Yunanistan, Güney Kıbrıs Rum Yönetimi ve İsrail'in gerçekleştirdiği üçlü zirveye sert sözlerle yanıt veren Erdoğan, "İster Doğu Akdeniz'de ister Ege'de olsun, biz ne hak yeriz ne de hakkımızı yediririz" dedi.
Konuşmasına Ankara'da meydana gelen uçak kazasına değinerek başlayan Cumhurbaşkanı Erdoğan, Libya Genelkurmay Başkanı Orgeneral Muhammed Ali Ahmed el-Haddad ve beraberindeki heyetin hayatını kaybetmesinden derin üzüntü duyduğunu ifade etti. Erdoğan, "Kardeş Libya halkına, Libya Silahlı Kuvvetleri'ne ve hükümetine ülkem ve milletim adına taziyelerimi sunuyorum" ifadelerini kullandı. Kazayla ilgili soruşturmanın titizlikle sürdürüldüğünü de belirtti.
İsrail'in Batı Kudüs'te Yunanistan ve GKRY ile gerçekleştirdiği zirveye değinen Erdoğan, yapılan açıklamaların Türkiye açısından hiçbir bağlayıcılığı olmadığını söyledi.
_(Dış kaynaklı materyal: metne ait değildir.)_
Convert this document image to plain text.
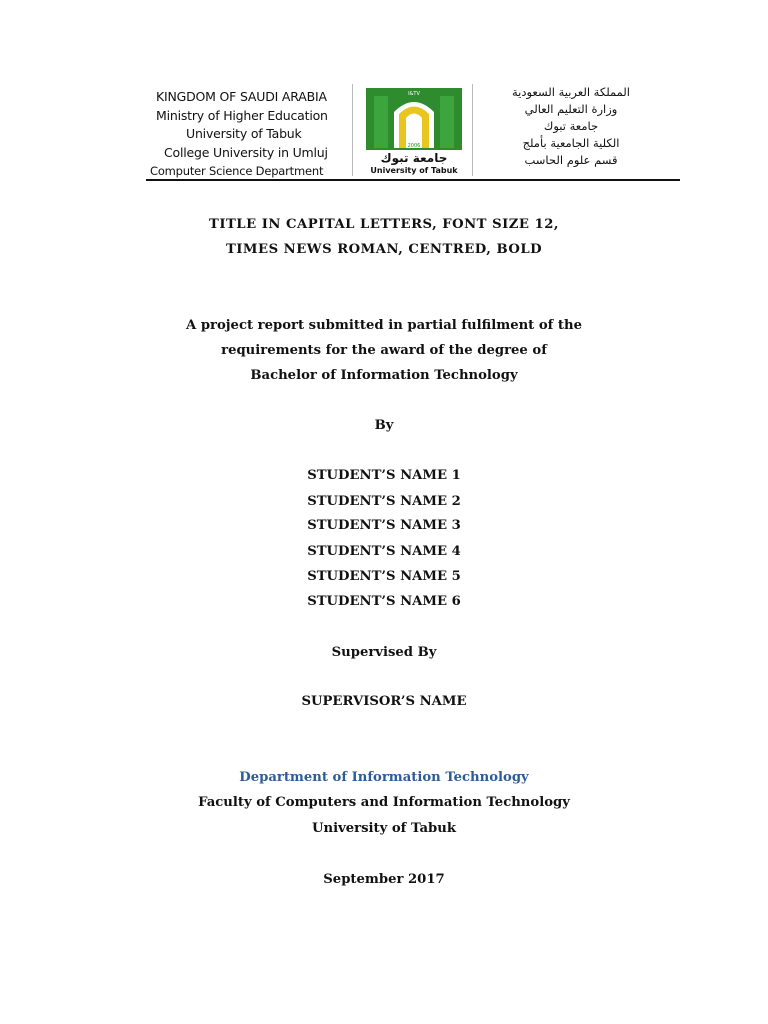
KINGDOM OF SAUDI ARABIA
Ministry of Higher Education
University of Tabuk
College University in Umluj
Computer Science Department
I&TV
2006
جامعة تبوك
University of Tabuk
المملكة العربية السعودية
وزارة التعليم العالي
جامعة تبوك
الكلية الجامعية بأملج
قسم علوم الحاسب
TITLE IN CAPITAL LETTERS, FONT SIZE 12,
TIMES NEWS ROMAN, CENTRED, BOLD
A project report submitted in partial fulfilment of the
requirements for the award of the degree of
Bachelor of Information Technology
By
STUDENT’S NAME 1
STUDENT’S NAME 2
STUDENT’S NAME 3
STUDENT’S NAME 4
STUDENT’S NAME 5
STUDENT’S NAME 6
Supervised By
SUPERVISOR’S NAME
Department of Information Technology
Faculty of Computers and Information Technology
University of Tabuk
September 2017
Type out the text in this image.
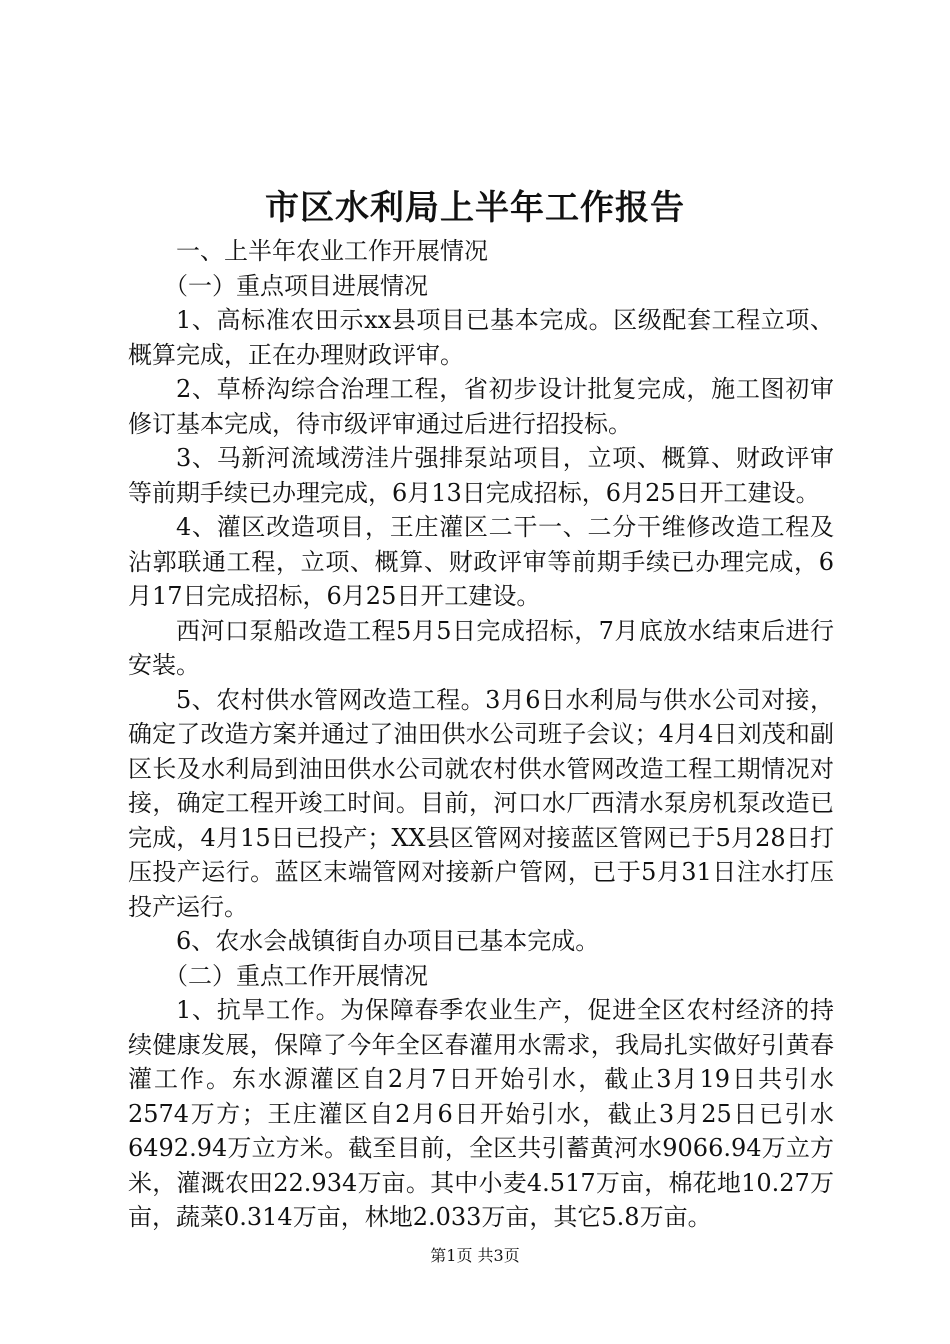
市区水利局上半年工作报告

一、上半年农业工作开展情况

（一）重点项目进展情况

1、高标准农田示xx县项目已基本完成。区级配套工程立项、概算完成，正在办理财政评审。

2、草桥沟综合治理工程，省初步设计批复完成，施工图初审修订基本完成，待市级评审通过后进行招投标。

3、马新河流域涝洼片强排泵站项目，立项、概算、财政评审等前期手续已办理完成，6月13日完成招标，6月25日开工建设。

4、灌区改造项目，王庄灌区二干一、二分干维修改造工程及沾郭联通工程，立项、概算、财政评审等前期手续已办理完成，6月17日完成招标，6月25日开工建设。

西河口泵船改造工程5月5日完成招标，7月底放水结束后进行安装。

5、农村供水管网改造工程。3月6日水利局与供水公司对接，确定了改造方案并通过了油田供水公司班子会议；4月4日刘茂和副区长及水利局到油田供水公司就农村供水管网改造工程工期情况对接，确定工程开竣工时间。目前，河口水厂西清水泵房机泵改造已完成，4月15日已投产；XX县区管网对接蓝区管网已于5月28日打压投产运行。蓝区末端管网对接新户管网，已于5月31日注水打压投产运行。

6、农水会战镇街自办项目已基本完成。

（二）重点工作开展情况

1、抗旱工作。为保障春季农业生产，促进全区农村经济的持续健康发展，保障了今年全区春灌用水需求，我局扎实做好引黄春灌工作。东水源灌区自2月7日开始引水，截止3月19日共引水2574万方；王庄灌区自2月6日开始引水，截止3月25日已引水6492.94万立方米。截至目前，全区共引蓄黄河水9066.94万立方米，灌溉农田22.934万亩。其中小麦4.517万亩，棉花地10.27万亩，蔬菜0.314万亩，林地2.033万亩，其它5.8万亩。

第1页 共3页
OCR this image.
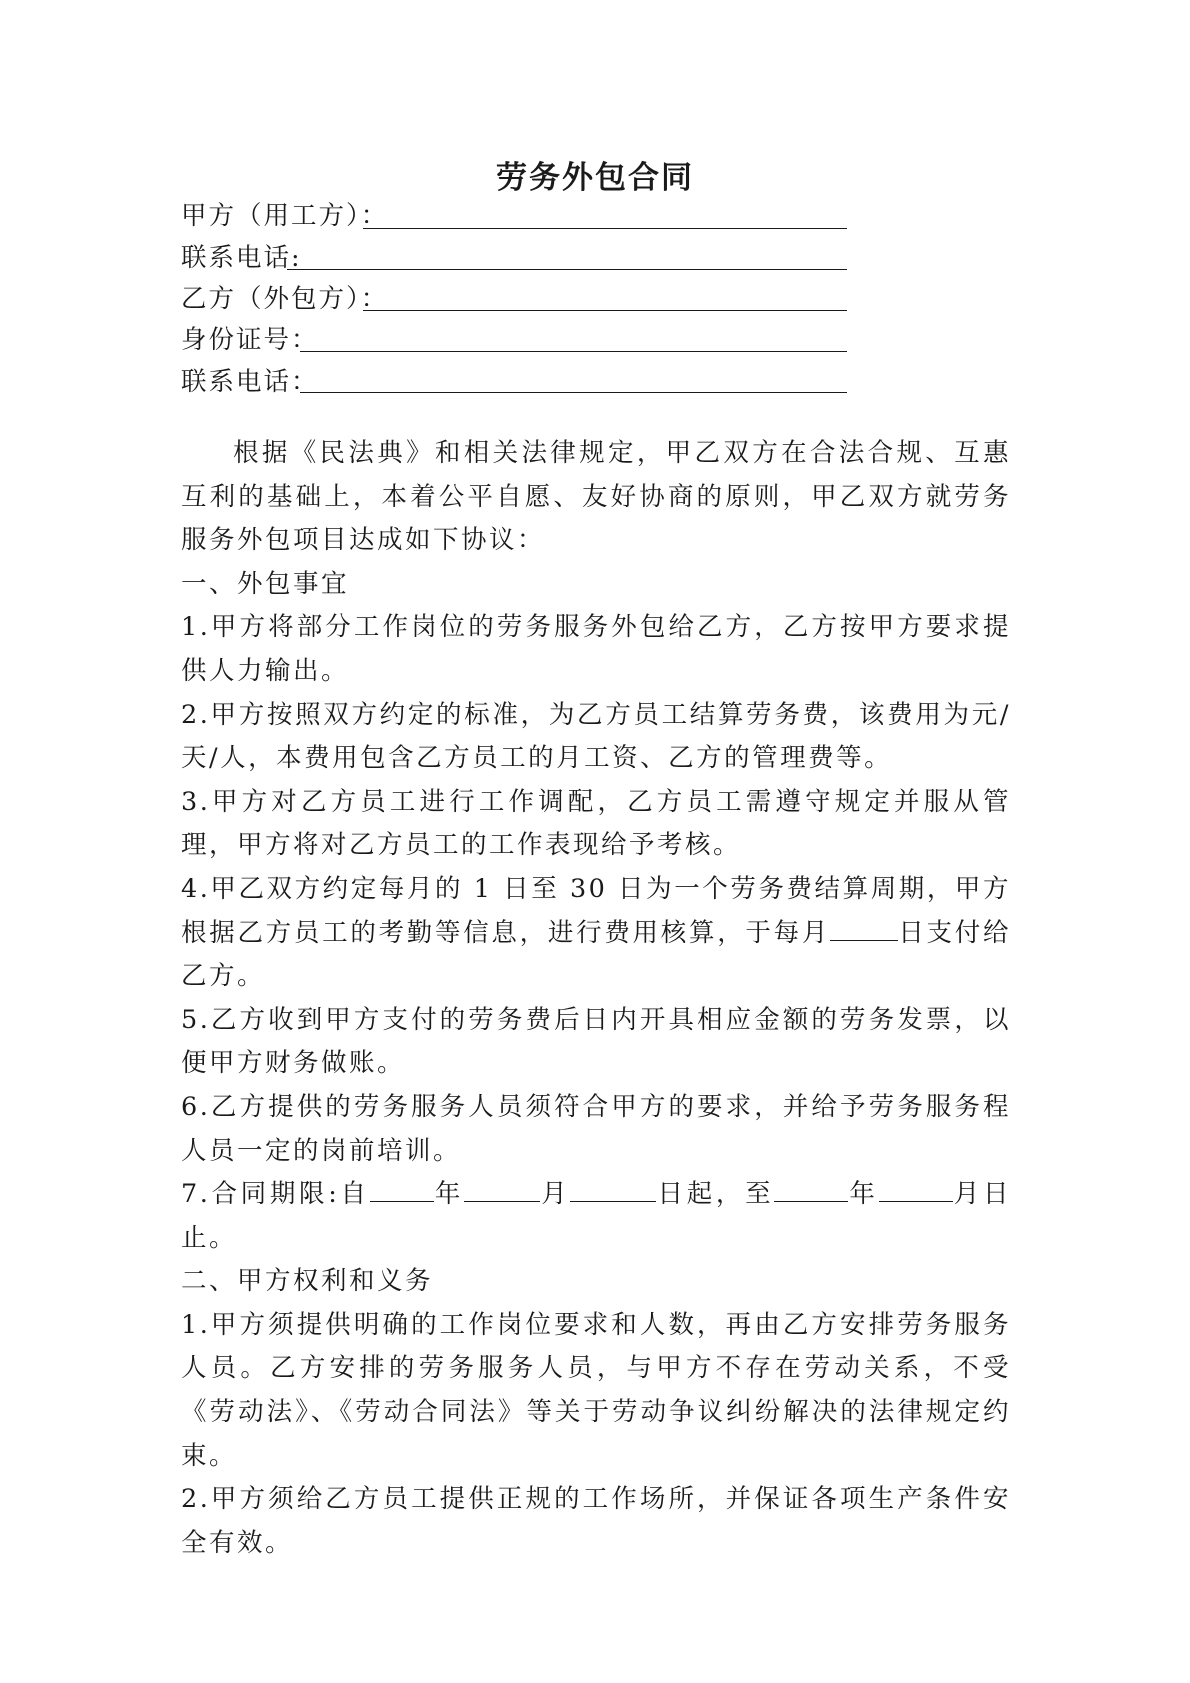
劳务外包合同
甲方（用工方）：
联系电话:
乙方（外包方）：
身份证号：
联系电话：

根据《民法典》和相关法律规定，甲乙双方在合法合规、互惠互利的基础上，本着公平自愿、友好协商的原则，甲乙双方就劳务服务外包项目达成如下协议：

一、外包事宜

1.甲方将部分工作岗位的劳务服务外包给乙方，乙方按甲方要求提供人力输出。

2.甲方按照双方约定的标准，为乙方员工结算劳务费，该费用为元/天/人，本费用包含乙方员工的月工资、乙方的管理费等。

3.甲方对乙方员工进行工作调配，乙方员工需遵守规定并服从管理，甲方将对乙方员工的工作表现给予考核。

4.甲乙双方约定每月的 1 日至 30 日为一个劳务费结算周期，甲方根据乙方员工的考勤等信息，进行费用核算，于每月	日支付给乙方。

5.乙方收到甲方支付的劳务费后日内开具相应金额的劳务发票，以便甲方财务做账。

6.乙方提供的劳务服务人员须符合甲方的要求，并给予劳务服务程人员一定的岗前培训。

7.合同期限:自	年	月	日起，至	年	月日止。

二、甲方权利和义务

1.甲方须提供明确的工作岗位要求和人数，再由乙方安排劳务服务人员。乙方安排的劳务服务人员，与甲方不存在劳动关系，不受《劳动法》、《劳动合同法》等关于劳动争议纠纷解决的法律规定约束。

2.甲方须给乙方员工提供正规的工作场所，并保证各项生产条件安全有效。
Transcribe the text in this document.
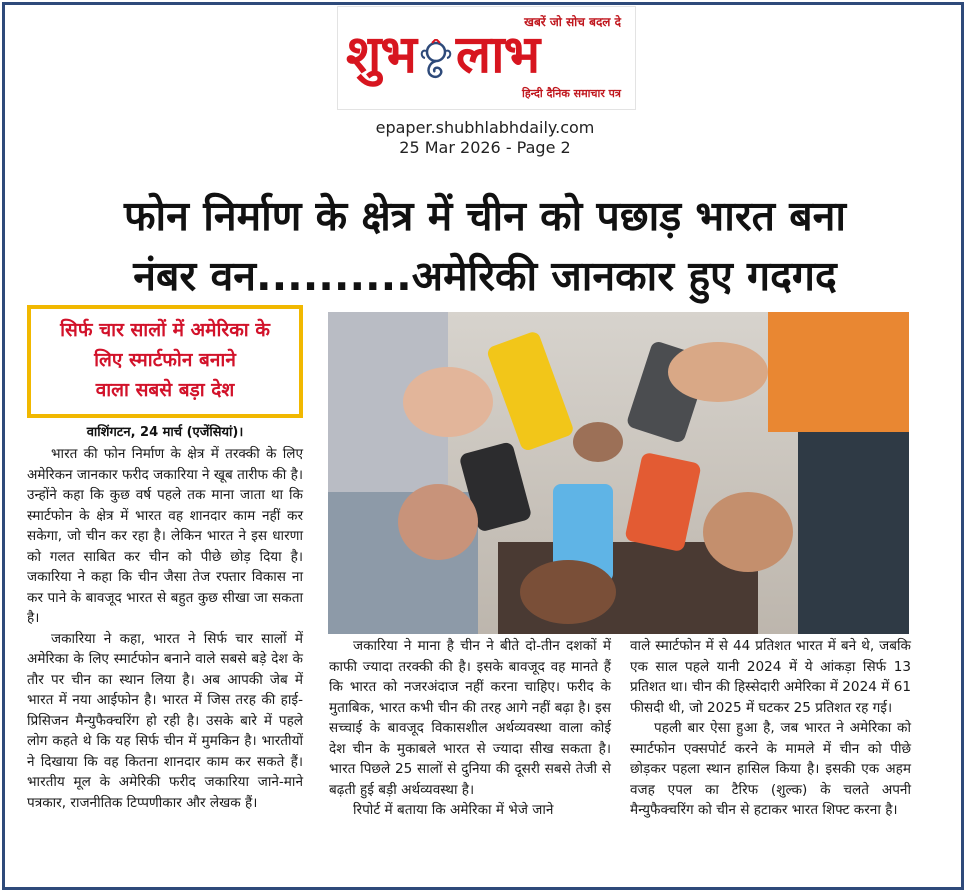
खबरें जो सोच बदल दे
शुभ लाभ
हिन्दी दैनिक समाचार पत्र
epaper.shubhlabhdaily.com
25 Mar 2026 - Page 2
फोन निर्माण के क्षेत्र में चीन को पछाड़ भारत बना
नंबर वन..........अमेरिकी जानकार हुए गदगद
सिर्फ चार सालों में अमेरिका के
लिए स्मार्टफोन बनाने
वाला सबसे बड़ा देश
वाशिंगटन, 24 मार्च (एजेंसियां)।

भारत की फोन निर्माण के क्षेत्र में तरक्की के लिए अमेरिकन जानकार फरीद जकारिया ने खूब तारीफ की है। उन्होंने कहा कि कुछ वर्ष पहले तक माना जाता था कि स्मार्टफोन के क्षेत्र में भारत वह शानदार काम नहीं कर सकेगा, जो चीन कर रहा है। लेकिन भारत ने इस धारणा को गलत साबित कर चीन को पीछे छोड़ दिया है। जकारिया ने कहा कि चीन जैसा तेज रफ्तार विकास ना कर पाने के बावजूद भारत से बहुत कुछ सीखा जा सकता है।

जकारिया ने कहा, भारत ने सिर्फ चार सालों में अमेरिका के लिए स्मार्टफोन बनाने वाले सबसे बड़े देश के तौर पर चीन का स्थान लिया है। अब आपकी जेब में भारत में नया आईफोन है। भारत में जिस तरह की हाई-प्रिसिजन मैन्युफैक्चरिंग हो रही है। उसके बारे में पहले लोग कहते थे कि यह सिर्फ चीन में मुमकिन है। भारतीयों ने दिखाया कि वह कितना शानदार काम कर सकते हैं। भारतीय मूल के अमेरिकी फरीद जकारिया जाने-माने पत्रकार, राजनीतिक टिप्पणीकार और लेखक हैं।

जकारिया ने माना है चीन ने बीते दो-तीन दशकों में काफी ज्यादा तरक्की की है। इसके बावजूद वह मानते हैं कि भारत को नजरअंदाज नहीं करना चाहिए। फरीद के मुताबिक, भारत कभी चीन की तरह आगे नहीं बढ़ा है। इस सच्चाई के बावजूद विकासशील अर्थव्यवस्था वाला कोई देश चीन के मुकाबले भारत से ज्यादा सीख सकता है। भारत पिछले 25 सालों से दुनिया की दूसरी सबसे तेजी से बढ़ती हुई बड़ी अर्थव्यवस्था है।

रिपोर्ट में बताया कि अमेरिका में भेजे जाने

वाले स्मार्टफोन में से 44 प्रतिशत भारत में बने थे, जबकि एक साल पहले यानी 2024 में ये आंकड़ा सिर्फ 13 प्रतिशत था। चीन की हिस्सेदारी अमेरिका में 2024 में 61 फीसदी थी, जो 2025 में घटकर 25 प्रतिशत रह गई।

पहली बार ऐसा हुआ है, जब भारत ने अमेरिका को स्मार्टफोन एक्सपोर्ट करने के मामले में चीन को पीछे छोड़कर पहला स्थान हासिल किया है। इसकी एक अहम वजह एपल का टैरिफ (शुल्क) के चलते अपनी मैन्युफैक्चरिंग को चीन से हटाकर भारत शिफ्ट करना है।
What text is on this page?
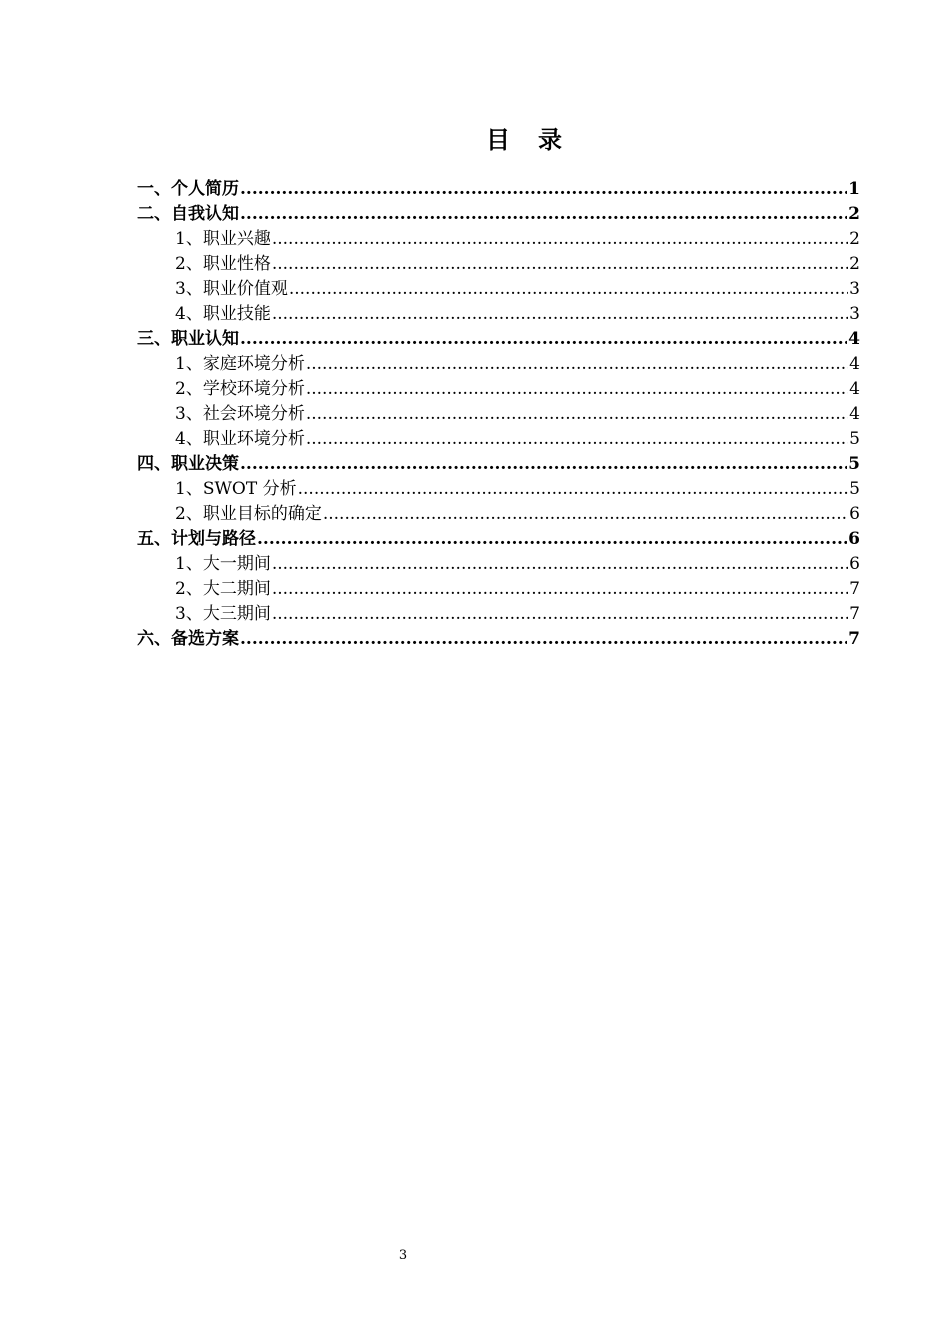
目　录
一、个人简历 .....	1
二、自我认知 .....	2
1、职业兴趣 .....	2
2、职业性格 .....	2
3、职业价值观 .....	3
4、职业技能 .....	3
三、职业认知 .....	4
1、家庭环境分析 .....	4
2、学校环境分析 .....	4
3、社会环境分析 .....	4
4、职业环境分析 .....	5
四、职业决策 .....	5
1、SWOT 分析 .....	5
2、职业目标的确定 .....	6
五、计划与路径 .....	6
1、大一期间 .....	6
2、大二期间 .....	7
3、大三期间 .....	7
六、备选方案 .....	7
3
Netanyahu'nun Doğu Akdeniz'e ilişkin ifadelerine tepki gösteren Erdoğan, "Anlaşmalar yapılabilir, imzalar atılabilir. Bunların hiçbiri bizim politikamızı değiştirmez" dedi.
Cumhurbaşkanı Erdoğan, Kıbrıs Türk halkının hak ve çıkarlarının pazarlık konusu yapılamayacağını vurgulayarak şu ifadeleri kullandı:
"Biz dün olduğu gibi bugün de sulh ve sükûndan yanayız. Ancak bu, haksızlığa boyun eğeceğimiz anlamına gelmez. Kıbrıs Türkü'nün haklarının gasbedilmesine asla müsaade etmeyiz."
Konuşmasının en dikkat çeken bölümlerinden biri Filistin mesajı oldu. Erdoğan, Gazze'de yaşananlara dikkat çekerek sert ifadeler kullandı:
"Elinde 70 binden fazla Filistinli kardeşimizin kanı olanların hadsizliklerinin bizim nazarımızda teneke tıngırtısından farkı yoktur."
Bu sözler salonda uzun süre ayakta alkışlandı.
Erdoğan, Türkiye'nin provokasyonlara kapılmadan, uluslararası hukuk ve ikili anlaşmalar çerçevesinde hareket edeceğini belirterek, "Oyuna gelmedik, gelmeyeceğiz. Tahriklere kapılmadık, kapılmayacağız" dedi.
Cumhurbaşkanı Erdoğan, Recep ayının başlaması ve Regaip Gecesi vesilesiyle üç ayların önemine de değindi. AK Parti teşkilatlarına seslenen Erdoğan, kış ayları boyunca saha çalışmalarının artırılacağını, ev ziyaretleri, esnaf buluşmaları ve sivil toplum temaslarının yoğunlaştırılacağını söyledi.
Teşkilat mensuplarına net mesajlar veren Erdoğan, kibir ve uzak duruşa asla izin vermeyeceklerini vurguladı. "Vatandaşın kapısını çalmayan, derdiyle dertlenmeyen bu hareketin içinde barınamaz" diyen Erdoğan, ihtiyaç sahiplerine özellikle dikkat edilmesini istedi.
Gazze'de yaşanan insani krize de değinen Cumhurbaşkanı Erdoğan, ateşkesin ardından dahi şartların ağır olduğunu belirtti. Türkiye'nin bugüne kadar Gazze'ye yaklaşık 105 bin ton insani yardım gönderdiğini hatırlatan Erdoğan, üç aylar boyunca yardımların artırılacağını söyledi.
Konuşmasının sonunda tarihi ve vicdani bir çerçeve çizen Erdoğan, Türkiye'nin bin yıllık tarihinde mazlumun yanında yer aldığını vurguladı. "Biz sadece hakkın ve mazlumun tarafındayız" diyen Erdoğan, Türkiye'nin bu duruşundan asla vazgeçmeyeceğini ifade etti.